Birkaç yılda şirketimizin adı duyuldu ve iş bağlantılarımızı geliştirip genişleterek büyük bir gelişme sisteminin içine girmiş olduk. Ancak kötü giden bir durum vardı. Ne kadar çok çalışırsak çalışalım, ne kadar büyük iş alırsak alalım, ne kadar yüksek tutarda tahsilat yaparsak yapalım, bunun yanında maaşsız da çalıştığımızı şirketten bir kuruşu cebimize koymadığımızı yanına da ekle, bir türlü çıkamadığımız bir borç durumu… Sürekli borçlular ve susmayan telefonlarla baş etmeye çalışan bir şirket.
Kendimi bu durumda hep sıfırdan başlamanın ceremesini çekiyoruz diye avuturdum hep bir gün düzelecek düşüncesi ile birlikte… Sanki kendiliğinden düzelecekmiş gibi. Şirketin kazancı öyle büyük bir hızla gidiyordu ki hep boşa kürek çekmişiz gibi…
Ve bir gün nefes alamaz hale geldik.
Ve o günlerde hayatının büyük bölümünü yurtdışında büyük inşaat firmalarının Mali İşler Müdürü olarak geçirmiş bir abimiz olan Recep Şimşek şirketimize adım attı. Öncelikle sadece “Abi gel bir bak bizim karadelik nekadar büyük ve bir fikir ver, ne yapabiliriz” diye çağırmıştık onu. Geldiğinde birçok sorun tespit etti. Sürekli gelirleri olmayan ancak büyük bir kitleye önemli fayda sağlayan vazgeçemeyeceğimiz hizmetlerimiz, aralıklarla yapılan büyük operasyon gerektiren projeler, önce borçlanıp sonra ödeme, her zaman bir önceki borçları öderken yapılan yeni borçlar, ödemeleri plansız yapmak.
Hizmetlerimizi sürdürülebilir gelirleri olacak şekilde planlamak, operasyonel düzen sağlamak çalışmalarımızın sonucu geliştirebileceğimiz konulardı. Ancak var olan borçlar ve ödeme dengesi kurmak kocaman bir karadelikti.
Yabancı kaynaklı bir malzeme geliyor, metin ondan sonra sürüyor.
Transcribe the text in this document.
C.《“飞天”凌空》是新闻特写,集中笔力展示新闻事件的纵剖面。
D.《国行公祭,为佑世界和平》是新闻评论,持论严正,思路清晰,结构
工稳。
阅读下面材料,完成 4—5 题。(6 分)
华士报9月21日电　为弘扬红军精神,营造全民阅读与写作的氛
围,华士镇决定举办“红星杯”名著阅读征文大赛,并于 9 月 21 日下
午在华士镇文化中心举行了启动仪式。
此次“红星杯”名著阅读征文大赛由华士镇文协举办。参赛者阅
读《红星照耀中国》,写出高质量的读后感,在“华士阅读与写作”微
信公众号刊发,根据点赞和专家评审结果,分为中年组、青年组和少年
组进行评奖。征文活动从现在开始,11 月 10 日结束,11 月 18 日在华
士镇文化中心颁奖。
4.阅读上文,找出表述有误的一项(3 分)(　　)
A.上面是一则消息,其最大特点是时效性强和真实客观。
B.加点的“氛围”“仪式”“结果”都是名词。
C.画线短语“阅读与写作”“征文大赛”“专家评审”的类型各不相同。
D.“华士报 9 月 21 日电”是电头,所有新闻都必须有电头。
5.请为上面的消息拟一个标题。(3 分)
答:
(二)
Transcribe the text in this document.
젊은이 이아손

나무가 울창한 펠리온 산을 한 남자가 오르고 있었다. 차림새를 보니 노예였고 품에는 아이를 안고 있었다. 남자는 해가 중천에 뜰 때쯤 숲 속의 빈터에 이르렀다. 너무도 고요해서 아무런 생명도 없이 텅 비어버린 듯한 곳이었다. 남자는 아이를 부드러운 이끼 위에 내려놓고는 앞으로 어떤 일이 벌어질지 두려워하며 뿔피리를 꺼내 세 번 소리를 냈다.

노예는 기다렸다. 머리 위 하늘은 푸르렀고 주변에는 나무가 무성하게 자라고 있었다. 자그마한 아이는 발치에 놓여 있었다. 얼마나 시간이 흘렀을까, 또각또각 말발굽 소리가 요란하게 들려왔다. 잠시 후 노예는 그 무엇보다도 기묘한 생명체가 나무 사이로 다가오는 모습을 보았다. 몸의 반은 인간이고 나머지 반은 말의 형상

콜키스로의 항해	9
Her telefon çaldığında üzerinde çalıştığım işi devam ettiremez allak bullak olurdum borç erteleme konuşması yapmak zorunda kalacağım için.
Recep Bey, bir kaç ayda ödeme dengesi oluşturabilmek için destek olabileceğini söyledi ve birkaç ay sonra bana burada daha çok ihtiyaç var diyerek yurtdışı işlerini bir kenara koydu ve bizimle bu yola baş koydu.
Öncelikle var olan durumdan yola çıkarak bütün borçlu olduğumuz kişi ve firmaları arayarak artık şirketimizde bir düzen olduğunu, bundan sonra erteleme yapmadan verdiğimiz tarihlerde ödeme yapabileceğimizi söyledi ve ödeme tarihi verdi ve en acil olan bizi bunaltan ödemelerimizi bile 6 ay sonraya öteledi.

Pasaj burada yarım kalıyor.